There is no statistical information publicly available on public suicides in Jordan. There has been a sharp increase in all suicides in Jordan, however, according to the Jordanian Women's Solidarity Association, "Tadamon," which said that Jordan's Criminal Information Department showed a significant rise in total suicides in Jordan, which is the highest in 10 years, if not the highest ever.
According to an analytical study on suicide by the Economic and Social Council in Jordan, 90% of victims suffer from psychological crises. The study pointed out that some suicide attempts are not reported to the authorities "because they are considered offensive to the reputation of the person who attempted suicide, as well as to the reputation of his family, or because the person who attempted suicide was saved."
Jordan's National Center for Human Rights called on the government to reverse the law, saying in a statement: "whoever commits this act needs social, institutional, health and psychological support for the purpose of overcoming the reasons that prompted him to do this act." In a rare gesture of royal family criticism of pending legislation, Princess Ghida Talal, wife of King Abdullah's cousin and Chairperson of the Board of Trustees of the King Hussein Cancer Foundation and Center, also accused Parliament of lacking "awareness of what our people suffer" in a tweet.

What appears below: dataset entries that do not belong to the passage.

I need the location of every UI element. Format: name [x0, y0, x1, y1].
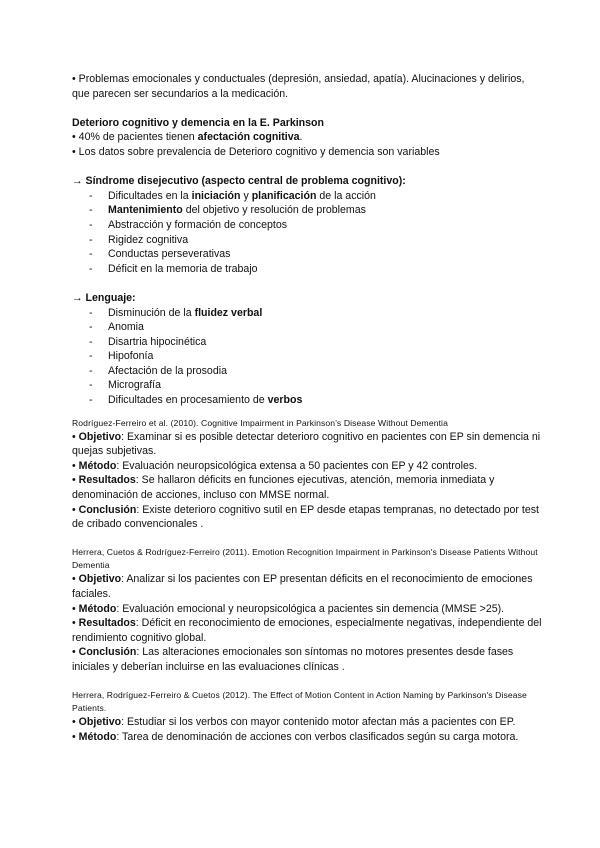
study-resultados: • Resultados: Déficit en reconocimiento de emociones, especialmente negativas, independiente del rendimiento cognitivo global. — [72, 617, 542, 644]
study-objetivo: • Objetivo: Estudiar si los verbos con mayor contenido motor afectan más a pacientes con EP. — [72, 716, 516, 729]
study-resultados: • Resultados: Se hallaron déficits en funciones ejecutivas, atención, memoria inmediata y denominación de acciones, incluso con MMSE normal. — [72, 474, 495, 502]
section-heading-deterioro: Deterioro cognitivo y demencia en la E. Parkinson — [72, 116, 324, 129]
study-reference: Herrera, Cuetos & Rodríguez-Ferreiro (2011). Emotion Recognition Impairment in Parkinson's Disease Patients Without Dementia — [72, 547, 538, 571]
study-metodo: • Método: Tarea de denominación de acciones con verbos clasificados según su carga motora. — [72, 730, 519, 743]
list-item: - Disminución de la fluidez verbal — [72, 306, 542, 321]
deterioro-bullet-1: • 40% de pacientes tienen afectación cognitiva. — [72, 131, 303, 144]
list-item: - Abstracción y formación de conceptos — [72, 218, 542, 233]
study-conclusion: • Conclusión: Las alteraciones emocionales son síntomas no motores presentes desde fases iniciales y deberían incluirse en las evaluaciones clínicas . — [72, 646, 514, 673]
study-objetivo: • Objetivo: Analizar si los pacientes con EP presentan déficits en el reconocimiento de emociones faciales. — [72, 573, 533, 600]
list-item: - Conductas perseverativas — [72, 247, 542, 262]
disejecutivo-list — [72, 189, 542, 277]
list-item: - Rigidez cognitiva — [72, 233, 542, 248]
study-block — [72, 417, 542, 532]
study-objetivo: • Objetivo: Examinar si es posible detectar deterioro cognitivo en pacientes con EP sin demencia ni quejas subjetivas. — [72, 430, 541, 458]
section-heading-lenguaje: → Lenguaje: — [72, 291, 136, 304]
deterioro-bullet-2: • Los datos sobre prevalencia de Deterioro cognitivo y demencia son variables — [72, 145, 440, 158]
list-item: - Dificultades en procesamiento de verbos — [72, 393, 542, 408]
study-reference: Rodríguez-Ferreiro et al. (2010). Cognitive Impairment in Parkinson's Disease Without Dementia — [72, 417, 448, 428]
study-block — [72, 689, 542, 744]
bullet: • — [72, 73, 76, 85]
study-metodo: • Método: Evaluación neuropsicológica extensa a 50 pacientes con EP y 42 controles. — [72, 459, 478, 472]
list-item: - Anomia — [72, 320, 542, 335]
document-page — [72, 72, 542, 744]
study-reference: Herrera, Rodríguez-Ferreiro & Cuetos (2012). The Effect of Motion Content in Action Naming by Parkinson's Disease Patients. — [72, 690, 527, 714]
list-item: - Hipofonía — [72, 349, 542, 364]
section-heading-disejecutivo: → Síndrome disejecutivo (aspecto central de problema cognitivo): — [72, 175, 406, 188]
study-metodo: • Método: Evaluación emocional y neuropsicológica a pacientes sin demencia (MMSE >25). — [72, 602, 505, 615]
list-item: - Micrografía — [72, 378, 542, 393]
study-block — [72, 546, 542, 674]
list-item: - Afectación de la prosodia — [72, 364, 542, 379]
study-conclusion: • Conclusión: Existe deterioro cognitivo sutil en EP desde etapas tempranas, no detectado por test de cribado convencionales . — [72, 503, 539, 531]
list-item: - Dificultades en la iniciación y planificación de la acción — [72, 189, 542, 204]
list-item: - Déficit en la memoria de trabajo — [72, 262, 542, 277]
intro-paragraph — [72, 72, 542, 101]
lenguaje-list — [72, 306, 542, 408]
list-item: - Disartria hipocinética — [72, 335, 542, 350]
intro-text: Problemas emocionales y conductuales (depresión, ansiedad, apatía). Alucinaciones y delirios, que parecen ser secundarios a la medicación. — [72, 73, 525, 100]
list-item: - Mantenimiento del objetivo y resolución de problemas — [72, 203, 542, 218]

Suicide is still considered a crime in 20 countries, punishable by fines of thousands of dollars and up to three years in prison, but there is a global movement to abolish such regressive laws with growing public understanding of suicide as a mental health problem. The World Health Organization found no empirical evidence that decriminalizing suicidal behaviors leads to an increase in suicide rates and has urged countries to "review their legal provisions in relation to suicide to ensure they do not deter people from seeking help." The International Association for Suicide Prevention's position is that "the criminalization of suicide undermines national and international suicide prevention efforts and impedes access among vulnerable individuals and groups to suicide prevention and mental health services." United for Global Mental Health also has advocated for the decriminalization of suicide around the world, and in recent years suicide legislation has been successfully repealed or superseded by new legislation in some countries.
The United Nations special rapporteur on the right to health, Dr. Dainius Pūras, and the UN Human Rights Office of the High Commissioner also have advocated that states also go beyond a mental health approach and adopt human rights-based strategies for preventing suicide. As the Special Rapporteur explained, "a human-rights approach to suicide goes beyond a focus on mental health concerns and places problems of inequality, homelessness, poverty, and discrimination at the heart of prevention strategies. In addition, governments could examine and attempt to alleviate social and familial issues, including economic deprivation, isolation, exposure to violence and abuse, and poor access to healthcare and social support."
"Rather than punishing desperate Jordanians trying to kill themselves, the Jordanian government should address the problems pushing them to suicide in the first place, like poverty, unemployment, lack of freedoms, corruption, and nepotism," said Whitson.